Gmina Malanów is a rural gmina (administrative district) in Turek County, Greater Poland Voivodeship, in west-central Poland. Its seat is the village of Malanów, which lies approximately 11 km south-west of Turek and 113 km south-east of the regional capital Poznań.

The gmina covers an area of 107.17 km2, and as of 2006 its total population is 6,451. Malanów is a rural area, characterized by significant forestation (covering about 25% of the gmina's territory).

Villages and settlements in the gmina include Bibianna, Brody, Celestyny, Dziadowice, Dziadowice-Folwark, Feliksów, Franulew, Grąbków, Kokosz, Kolnica, Kotwasice, Marysin, Miłaczew, Miłaczew Kolonia, Miłaczewek, Miłaczewskie Młyny, Niedźwiady, Obrydy, Paździerowice, Popielarze, Poroże, Rachowa, Skarżyn-Kolonia, Stary Czachulec, Targówka, Żdżenice and Zygmuntówek. These are organized into the 17 sołectwos of Bibianna, Celestyny, Dziadowice, Dziadowice-Folwark, Feliksów, Grąbków, Kotwasice, Malanów, Miłaczew, Miłaczen, Kolonia, Miłaczewek, Poroże, Rachowa, Skarżyn Kolonia, Stary Czachulec, Targówka and Żdżenice.
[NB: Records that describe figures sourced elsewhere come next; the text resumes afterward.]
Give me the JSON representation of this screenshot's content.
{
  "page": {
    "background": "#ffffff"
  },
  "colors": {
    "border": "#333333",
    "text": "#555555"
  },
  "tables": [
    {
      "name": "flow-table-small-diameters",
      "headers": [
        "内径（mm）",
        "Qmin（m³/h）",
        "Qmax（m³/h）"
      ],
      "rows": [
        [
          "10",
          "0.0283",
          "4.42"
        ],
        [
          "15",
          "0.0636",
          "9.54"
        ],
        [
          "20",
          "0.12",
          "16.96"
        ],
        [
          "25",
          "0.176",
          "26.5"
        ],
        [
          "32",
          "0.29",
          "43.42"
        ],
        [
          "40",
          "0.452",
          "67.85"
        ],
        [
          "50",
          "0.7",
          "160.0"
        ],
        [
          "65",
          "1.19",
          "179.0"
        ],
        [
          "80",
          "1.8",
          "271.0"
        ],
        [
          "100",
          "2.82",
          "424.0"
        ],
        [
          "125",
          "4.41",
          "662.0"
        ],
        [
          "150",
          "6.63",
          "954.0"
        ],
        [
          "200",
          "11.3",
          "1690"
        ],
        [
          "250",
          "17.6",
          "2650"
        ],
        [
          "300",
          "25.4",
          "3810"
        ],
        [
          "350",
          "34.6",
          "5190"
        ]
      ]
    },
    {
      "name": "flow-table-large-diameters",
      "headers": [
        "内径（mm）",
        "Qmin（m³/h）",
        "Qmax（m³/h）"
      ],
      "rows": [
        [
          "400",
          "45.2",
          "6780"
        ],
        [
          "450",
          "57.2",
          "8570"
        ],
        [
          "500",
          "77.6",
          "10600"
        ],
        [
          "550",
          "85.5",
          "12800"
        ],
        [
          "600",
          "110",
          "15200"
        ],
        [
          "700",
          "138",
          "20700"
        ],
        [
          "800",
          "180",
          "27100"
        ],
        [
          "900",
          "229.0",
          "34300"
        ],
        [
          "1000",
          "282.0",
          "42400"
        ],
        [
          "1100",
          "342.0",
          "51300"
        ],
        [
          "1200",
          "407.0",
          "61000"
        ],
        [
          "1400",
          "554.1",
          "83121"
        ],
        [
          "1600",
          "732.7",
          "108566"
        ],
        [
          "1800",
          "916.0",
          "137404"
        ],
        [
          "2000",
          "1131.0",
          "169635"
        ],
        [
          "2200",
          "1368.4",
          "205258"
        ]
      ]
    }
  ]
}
==Malanów commune emblem==

The concept of the project was for the emblem to contain elements indispensably connected with this region. In the center of the emblem there is an oak which and is the symbol of the commune. The emblem also contains a church bell and a bishop's cross. All these elements are in gold, what symbolized fertility and rural character of the region. The emblem exists in its present form since 1999.

==Neighbouring gminas==
Gmina Malanów is bordered by the gminas of Ceków-Kolonia, Kawęczyn, Mycielin, Tuliszków and Turek.